La distinction entre la compréhension ontologique de l’être et la compréhension existentielle aboutit à l’institution d’une opposition radicale entre l’être pour soi au point de vue ontologique et l’être pour soi au point de vue existentiel. Nécessité de fonder l’analyse de l’existence telle qu’elle est en soi et non telle qu’elle se comprend. C’est ce que détecte Hegel quand il décrit la conscience malheureuse du judaïsme comme une existence qui laisse l’essence en dehors d’elle – alors que cette essence est immanente à l’existence. Il y a opposition entre le pour soi de l’essence et le pour soi existentiel, résultat d’une saisie de sa propre essence. Or la séparation de l’essence et de l’existence dans la représentation est irréelle, non parce qu’elle est fausse mais parce qu’elle se produit à l’intérieur de la représentation. Pour cette raison il en va de même dans le savoir philosophique. Voilà pourquoi, dans La phénoménologie de l’esprit qui s’en tient à l’existence telle qu’elle est pour la conscience qui se la représente, on n’a plus affaire à la réalité mais à une représentation de l’essence de la conscience. Or l’esprit est comme tel la manifestation, un élément originaire pur. La vérité n’est pas extérieure, transcendante, « inconnue » à la conscience.
§ 20 Critique du concept hégélien de l’expérience (dans La phénoménologie de l’esprit)

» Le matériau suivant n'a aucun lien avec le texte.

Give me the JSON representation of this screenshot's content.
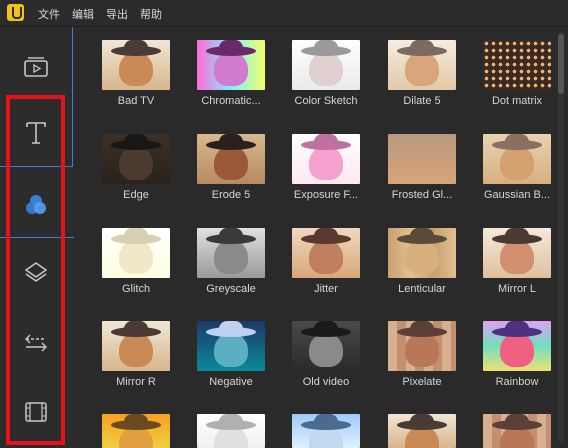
{
  "menu": [
    "文件",
    "编辑",
    "导出",
    "帮助"
  ],
  "sidebar": {
    "items": [
      {
        "name": "media",
        "icon": "video-icon"
      },
      {
        "name": "text",
        "icon": "text-icon"
      },
      {
        "name": "filters",
        "icon": "filters-icon",
        "active": true
      },
      {
        "name": "overlays",
        "icon": "layers-icon"
      },
      {
        "name": "transitions",
        "icon": "transition-icon"
      },
      {
        "name": "elements",
        "icon": "film-icon"
      }
    ],
    "highlight_color": "#e6121a",
    "accent": "#3a7fd6"
  },
  "filters": [
    {
      "label": "Bad TV",
      "style": "normal"
    },
    {
      "label": "Chromatic...",
      "style": "chromatic"
    },
    {
      "label": "Color Sketch",
      "style": "sketch"
    },
    {
      "label": "Dilate 5",
      "style": "dilate"
    },
    {
      "label": "Dot matrix",
      "style": "dots"
    },
    {
      "label": "Edge",
      "style": "edge"
    },
    {
      "label": "Erode 5",
      "style": "erode"
    },
    {
      "label": "Exposure F...",
      "style": "exposure"
    },
    {
      "label": "Frosted Gl...",
      "style": "frosted"
    },
    {
      "label": "Gaussian B...",
      "style": "gaussian"
    },
    {
      "label": "Glitch",
      "style": "glitch"
    },
    {
      "label": "Greyscale",
      "style": "grey"
    },
    {
      "label": "Jitter",
      "style": "jitter"
    },
    {
      "label": "Lenticular",
      "style": "lenticular"
    },
    {
      "label": "Mirror L",
      "style": "mirror"
    },
    {
      "label": "Mirror R",
      "style": "normal"
    },
    {
      "label": "Negative",
      "style": "negative"
    },
    {
      "label": "Old video",
      "style": "old"
    },
    {
      "label": "Pixelate",
      "style": "pixel"
    },
    {
      "label": "Rainbow",
      "style": "rainbow"
    },
    {
      "label": "",
      "style": "yellow"
    },
    {
      "label": "",
      "style": "light"
    },
    {
      "label": "",
      "style": "blue"
    },
    {
      "label": "",
      "style": "normal"
    },
    {
      "label": "",
      "style": "pixel"
    }
  ]
}
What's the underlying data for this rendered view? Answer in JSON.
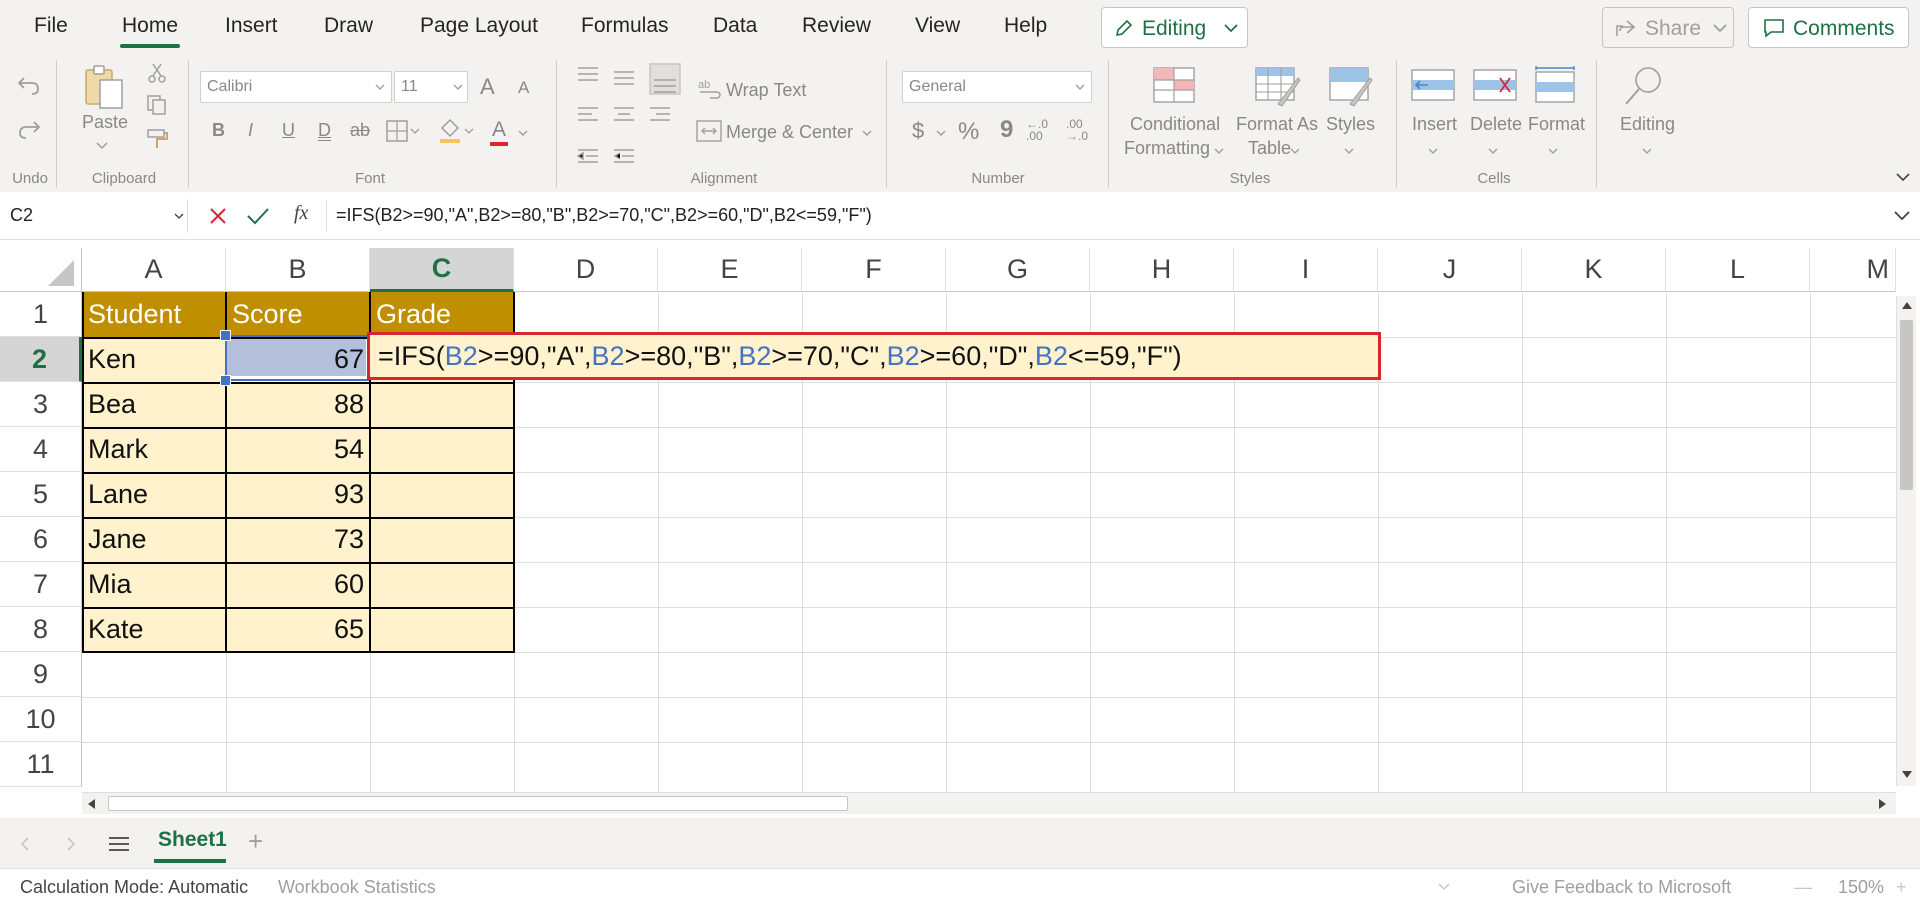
{
  "menu": {
    "tabs": [
      "File",
      "Home",
      "Insert",
      "Draw",
      "Page Layout",
      "Formulas",
      "Data",
      "Review",
      "View",
      "Help"
    ],
    "active_tab": "Home",
    "editing_label": "Editing",
    "share_label": "Share",
    "comments_label": "Comments"
  },
  "ribbon": {
    "undo_label": "Undo",
    "clipboard": {
      "label": "Clipboard",
      "paste": "Paste"
    },
    "font": {
      "label": "Font",
      "name": "Calibri",
      "size": "11",
      "bold": "B",
      "italic": "I",
      "underline": "U",
      "double_underline": "D",
      "strike": "ab",
      "grow": "A",
      "shrink": "A",
      "color": "A"
    },
    "alignment": {
      "label": "Alignment",
      "wrap_text": "Wrap Text",
      "merge_center": "Merge & Center"
    },
    "number": {
      "label": "Number",
      "format": "General",
      "currency": "$",
      "percent": "%",
      "comma": "9",
      "inc_decimal": "←.0 .00",
      "dec_decimal": ".00 →.0"
    },
    "styles": {
      "label": "Styles",
      "conditional_1": "Conditional",
      "conditional_2": "Formatting",
      "format_table_1": "Format As",
      "format_table_2": "Table",
      "styles": "Styles"
    },
    "cells": {
      "label": "Cells",
      "insert": "Insert",
      "delete": "Delete",
      "format": "Format"
    },
    "editing": {
      "label": "Editing"
    }
  },
  "formula_bar": {
    "name_box": "C2",
    "fx": "fx",
    "formula": "=IFS(B2>=90,\"A\",B2>=80,\"B\",B2>=70,\"C\",B2>=60,\"D\",B2<=59,\"F\")"
  },
  "grid": {
    "columns": [
      "A",
      "B",
      "C",
      "D",
      "E",
      "F",
      "G",
      "H",
      "I",
      "J",
      "K",
      "L",
      "M"
    ],
    "rows": [
      "1",
      "2",
      "3",
      "4",
      "5",
      "6",
      "7",
      "8",
      "9",
      "10",
      "11"
    ],
    "selected_column": "C",
    "selected_row": "2",
    "headers": [
      "Student",
      "Score",
      "Grade"
    ],
    "students": [
      {
        "name": "Ken",
        "score": "67"
      },
      {
        "name": "Bea",
        "score": "88"
      },
      {
        "name": "Mark",
        "score": "54"
      },
      {
        "name": "Lane",
        "score": "93"
      },
      {
        "name": "Jane",
        "score": "73"
      },
      {
        "name": "Mia",
        "score": "60"
      },
      {
        "name": "Kate",
        "score": "65"
      }
    ],
    "edit_formula_parts": [
      "=IFS(",
      "B2",
      ">=90,\"A\",",
      "B2",
      ">=80,\"B\",",
      "B2",
      ">=70,\"C\",",
      "B2",
      ">=60,\"D\",",
      "B2",
      "<=59,\"F\")"
    ]
  },
  "sheets": {
    "tabs": [
      "Sheet1"
    ],
    "add": "+"
  },
  "status": {
    "calc_mode": "Calculation Mode: Automatic",
    "workbook_stats": "Workbook Statistics",
    "feedback": "Give Feedback to Microsoft",
    "zoom": "150%",
    "zoom_minus": "—",
    "zoom_plus": "+"
  },
  "colors": {
    "accent": "#1e7145",
    "header_fill": "#bf8f00",
    "body_fill": "#fff2cc",
    "highlight_border": "#d9252e",
    "reference": "#4472c4"
  }
}
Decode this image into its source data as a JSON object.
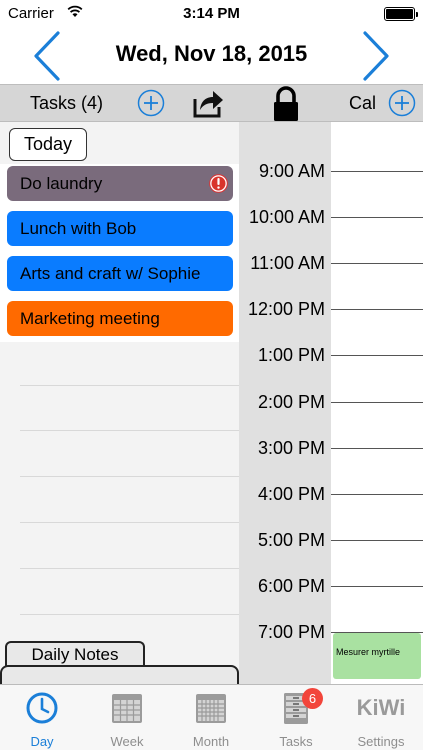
{
  "status": {
    "carrier": "Carrier",
    "time": "3:14 PM"
  },
  "header": {
    "date": "Wed, Nov 18, 2015"
  },
  "toolbar": {
    "tasks_label": "Tasks (4)",
    "cal_label": "Cal"
  },
  "today_button": "Today",
  "tasks": [
    {
      "label": "Do laundry",
      "color": "#7a6b7c",
      "flag": "alert-icon"
    },
    {
      "label": "Lunch with Bob",
      "color": "#0a7cff"
    },
    {
      "label": "Arts and craft w/ Sophie",
      "color": "#0a7cff"
    },
    {
      "label": "Marketing meeting",
      "color": "#ff6a00"
    }
  ],
  "daily_notes": "Daily Notes",
  "hours": [
    "9:00 AM",
    "10:00 AM",
    "11:00 AM",
    "12:00 PM",
    "1:00 PM",
    "2:00 PM",
    "3:00 PM",
    "4:00 PM",
    "5:00 PM",
    "6:00 PM",
    "7:00 PM"
  ],
  "event": {
    "label": "Mesurer myrtille",
    "color": "#a9e1a1"
  },
  "tabbar": {
    "day": "Day",
    "week": "Week",
    "month": "Month",
    "tasks": "Tasks",
    "tasks_badge": "6",
    "settings_logo": "KiWi",
    "settings": "Settings"
  },
  "colors": {
    "accent": "#1b7fd8",
    "badge": "#f2453b"
  }
}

Inutilité de la distinction hégélienne entre l’expérience de la conscience naturelle qui poserait la vérité comme hors de soi et la représentation d’une conscience qui se comprend comme la vérité de l’étant. Car la conscience ne devient pour soi, dans sa représentation, la vérité de l’étant, que parce qu’elle est déjà pour soi cette vérité. La représentation n’est qu’un résultat, non le principe de l’expérience, en dépit de ce qu’affirme Hegel. C’est de plus passer de la réalité à l’irréalité, avec cette conséquence : la confusion de la réalité avec la représentation fait que ce qui ne s’étale pas devant la conscience ne pourrait se passer que « derrière » : l’intellectualisme de Hegel ou de Freud est une doctrine de l’inconscient.
§ 21 La réaffirmation du caractère originaire de la manifestation de l’être dans la mise en lumière de son caractère non historique
Il s’agit d’affirmer contre Hegel et Heidegger le caractère non historique de la manifestation de l’être.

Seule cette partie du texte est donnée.